Приказчик высоко поднял победителя, а затем, крепко прижав к груди и отбиваясь от наседавших поздравителей, направился к Костяной Яичнице требовать честно заработанные деньги.
Васька гордо взглянул на купца, и тот, пожав плечами, протянул ему двугривенный.
– Всяко бывает, но должна-то была, конечно, моя взять, – сказал он в оправдание.
Неотступный Степан окончательно повис на Тредиаковском, обнимая его, и кричал во всю глотку:
– Знал, знал, чертяка, наперёд знал. Новичку всегда удача!
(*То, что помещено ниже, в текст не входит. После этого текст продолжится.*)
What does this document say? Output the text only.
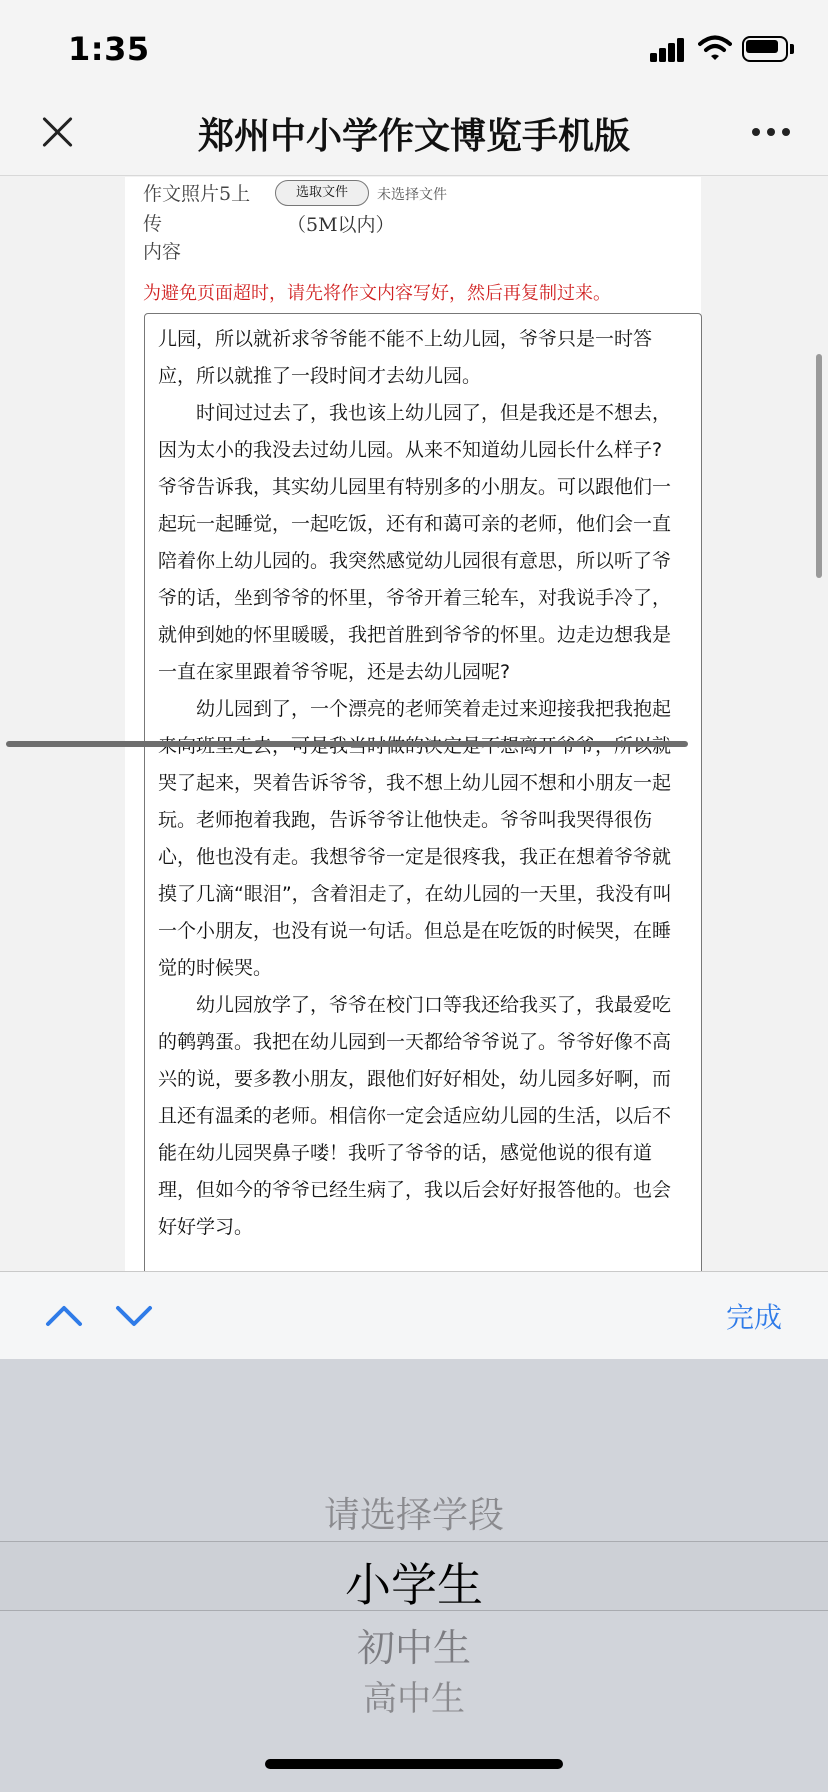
1:35
郑州中小学作文博览手机版
作文照片5上
传
选取文件	未选择文件
（5M以内）
内容
为避免页面超时，请先将作文内容写好，然后再复制过来。
儿园，所以就祈求爷爷能不能不上幼儿园，爷爷只是一时答
应，所以就推了一段时间才去幼儿园。
　　时间过过去了，我也该上幼儿园了，但是我还是不想去，
因为太小的我没去过幼儿园。从来不知道幼儿园长什么样子?
爷爷告诉我，其实幼儿园里有特别多的小朋友。可以跟他们一
起玩一起睡觉，一起吃饭，还有和蔼可亲的老师，他们会一直
陪着你上幼儿园的。我突然感觉幼儿园很有意思，所以听了爷
爷的话，坐到爷爷的怀里，爷爷开着三轮车，对我说手冷了，
就伸到她的怀里暖暖，我把首胜到爷爷的怀里。边走边想我是
一直在家里跟着爷爷呢，还是去幼儿园呢?
　　幼儿园到了，一个漂亮的老师笑着走过来迎接我把我抱起
哭了起来，哭着告诉爷爷，我不想上幼儿园不想和小朋友一起
玩。老师抱着我跑，告诉爷爷让他快走。爷爷叫我哭得很伤
心，他也没有走。我想爷爷一定是很疼我，我正在想着爷爷就
摸了几滴“眼泪”，含着泪走了，在幼儿园的一天里，我没有叫
一个小朋友，也没有说一句话。但总是在吃饭的时候哭，在睡
觉的时候哭。
　　幼儿园放学了，爷爷在校门口等我还给我买了，我最爱吃
的鹌鹑蛋。我把在幼儿园到一天都给爷爷说了。爷爷好像不高
兴的说，要多教小朋友，跟他们好好相处，幼儿园多好啊，而
且还有温柔的老师。相信你一定会适应幼儿园的生活，以后不
能在幼儿园哭鼻子喽！我听了爷爷的话，感觉他说的很有道
理，但如今的爷爷已经生病了，我以后会好好报答他的。也会
好好学习。
完成
请选择学段
小学生
初中生
高中生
А я, остолоп, не поверил сперва.
Прихлебатели от купца было переметнулись к счастливчику, но дюжий Степан разом их осадил, назвав московскими шишками, и вытащил измятого и довольного Ваську на свежий воздух.
– Ну, везунчик, пойдём в Никольский роскат, за знакомство да за удачу не грех и по чарочке.
Васька пытался отнекиваться, объяснял, что ему надо в академию, что он приезжий, что его ждут на дворе у Головкиных, но вырваться из рук вцепившегося в него Степана было невозможно, да он, окрылённый первым московским успехом, честно говоря, не очень-то и хотел отбиваться.
2
Очнулся он в конюшенном сарае на соломе. Рядом храпел незнакомый нищий старик; Степана же след простыл. Исчез не только выигранный двугривенный, но и полтина денег, данная на прощание Ильинским. Васька долго шарил вокруг себя, искал картуз, но не было и его.
– Письма!
Он с содроганием залез за пазуху, но свёрток, сильно мятый, отыскался почти у самой спины. То ли его побоялись стащить, то ли он был не нужен вчерашним собутыльникам. Голова гудела, руки не слушались, лишь машинально разглаживали на колене мятый пакет: в нём заключалась вся его надежда.
– Господи! – испуганно выговорил Васька. – Как же в таком виде в академию идти?
– А, проснулся, – сказал, приоткрывая один глаз, сам только что очнувшийся ото сна старик. – Это я тебя сюда вчера заволок. Гляжу, спишь в кустах, дай, думаю, затащу под кровлю, не ровен час, ограбят.
– Да и ограбили всего, – пожаловался, чуть не плача, Васька.
– Ну, ничего, цел сам, и ладно, – наставительно произнёс нищий. – Откуда в Москву пришёл?
– Из Астрахани.
– Уй ты, – удивился собеседник, – своих где потерял?
Ваське неохота было откровенничать, и он ответил кратко:
– Один я.
– Ага, – смекнул старик. – Богомольствуешь или так, Христа ради?
– Да нет, в академию Спасскую приехал учиться, и вот…
– Значит, так, Христа ради, знаем вашего брата, – непонятно провозгласил нищий, развязал торбу, вынул оттуда яичко и подал Ваське. – На вот, подкрепись, школяр, да пойдём. Я со здешними конюхами хоть и знаком, да лишний раз нечего глаза мозолить. Пойдём, проведу тебя к академии, а там уж действуй по разумению. Москвы небось не знаешь ещё?
– Теперь знаю, – хмуро ответил Васька, жуя всухомятку варёное яйцо.
– И-хи-хи, – зашёлся нищий. – Ну, с приездом тебя, сынок, с московским крещением.
И он замотал головой, давясь от смеха.
3
«…Вы очень хорошо знаете, разве кто нарочно закроет глаза, чтобы не видать истины, как мы честно и радушно обращались с Гедеоном Вишневским, когда он был профессором в нашей коллегии, несмотря на то, что он с гордостию отказался от назначенной ему кафедры поэзии и занял риторический класс, отнявши эту кафедру у назначенного на неё Иосифа Волчанского. Блаженной памяти архипастырь снисходительно посмотрел на это; по любви к миру уступили и мы этой наглости. Не неизвестно вам и то, с какою дерзостию он в наших собраниях поносил ругательствами достопочтенного отца Сильвестра, префекта коллегии, и тщеславился своим, недавно полученным, иезуитским докторским беретом, то есть ослиным украшением, и как часто мы с кроткой душой снисходили к этой его надменности. Известно всем и то, как он выбыл из нашей корпорации, когда черниговский полковник, имея преувеличенное понятие о его учёности, проламывал, как говорится, камни, чтобы добыть его в учителя риторики своему сыну; с своей стороны, и Вишневский с равным усилием стремился к предлагаемой ему должности. Знаете также, с каким сумасбродством причину выбытия своего в провинцию сложил он на нас, как будто мы выжили его, да и после того под рукою распускал об нас разныя вести. Это видел всякий, кто только нарочно не закрывал глаза».